The forming procedure is therefore not limited to the above example, but could also start from each right half, depending on the winding direction. On the other hand, the length of the straight portion 5 in the above-mentioned manufacturing method is not limited to the diameter of the maximum winding or 1/2 of the circumference of the maximum winding diameter. The minimum length that can avoid mutual interference between the two and the interference between the wire and the molding die is preferable, and is arbitrarily selected depending on the wire diameter and coil diameter of the spring to be molded. Also, the requirements for the above-mentioned tangential direction in the straight section 5, the lead angle and the parallelism of each of the two halves connected by the straight section 5 are proportional to the degree to which the requirements are completely fulfilled. This makes it possible to more accurately and easily form a shaped coil spring, but the invention can also be practiced when the above requirements are not met. Further, in the above embodiments, the mold has guide grooves formed on its surface, but the present invention also includes a simple truncated cone-shaped mold in which the wire is guided by other suitable guides. , the material of the mold, the mechanical properties, the clamping mechanism, etc. can be selected and applied as desired according to conventional techniques.
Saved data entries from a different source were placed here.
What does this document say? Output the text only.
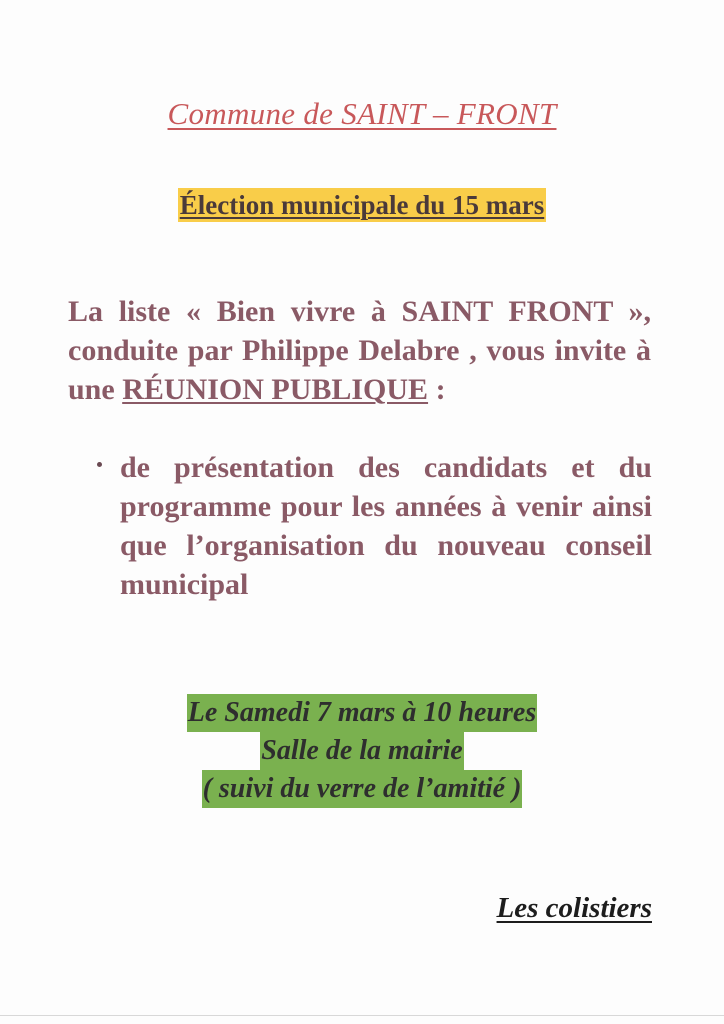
Commune de SAINT – FRONT
Élection municipale du 15 mars
La liste « Bien vivre à SAINT FRONT », conduite par Philippe Delabre , vous invite à une RÉUNION PUBLIQUE :
de présentation des candidats et du programme pour les années à venir ainsi que l’organisation du nouveau conseil municipal
Le Samedi 7 mars à 10 heures
Salle de la mairie
( suivi du verre de l’amitié )
Les colistiers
[Brief explanation of the drawing]

Figure 1: Top view of barrel-shaped coil spring, Figure 2:
A plan view showing the manufacturing method of the present invention, FIG. 3: A plan view A and its side view, FIG. 4, also showing the manufacturing method:
Plan view of an embodiment of the manufacturing apparatus of the present invention, Nos. 5 to 7
Figure: FIG. 4 is an explanatory diagram of the operation of the embodiment of FIG. 4. Explanation of main symbols, 1: Wire rod, 2: Spring height direction center line, 3, 4: Winding axis, 5: Straight line part, 6
L, 6R: Molding mold, 7: Guide groove, 8L, 8R: Rotating shaft, 9, 10: Molding mold axis, P: Contact point of each left and right half, L: Each left half, R: Each right half , is.

Claims (1)

[Claims] 1. Winding in the direction from the minimum winding diameter to the maximum winding diameter of one of the two halves divided by the center line in the height direction of the barrel-shaped coil spring. death,
Furthermore, the same wire is wound in the direction from the maximum winding diameter part to the minimum winding diameter of each other half, and the length is at least longer than the maximum winding diameter,
The formed two halves are formed by a straight line portion having a length equivalent to the unwound wire material and centered at the contact point of each of the two half portions.
Each of the two halves is preformed into an interconnected shape, and then the straight part is subjected to a predetermined curving and shaping process, and the winding axes of the two halves overlap. Manufacturing method for barrel-shaped coil springs. 2 Equipped with two frusto-conical molds for guiding and winding the wire, each having a shape corresponding to the winding shape of each of the two halves divided by the height center line of the barrel-shaped coil spring. The forming die has two parallel axes having a center-to-center distance equal to or greater than the maximum winding diameter of the barrel-shaped coil spring, and is positioned such that the truncated conical shapes are in opposite directions; A manufacturing device for a barrel-shaped coil spring, characterized by a structure that is coaxially supported on the bottom surface of the shape, and has a separate rotation mechanism and a separate axial linear movement mechanism.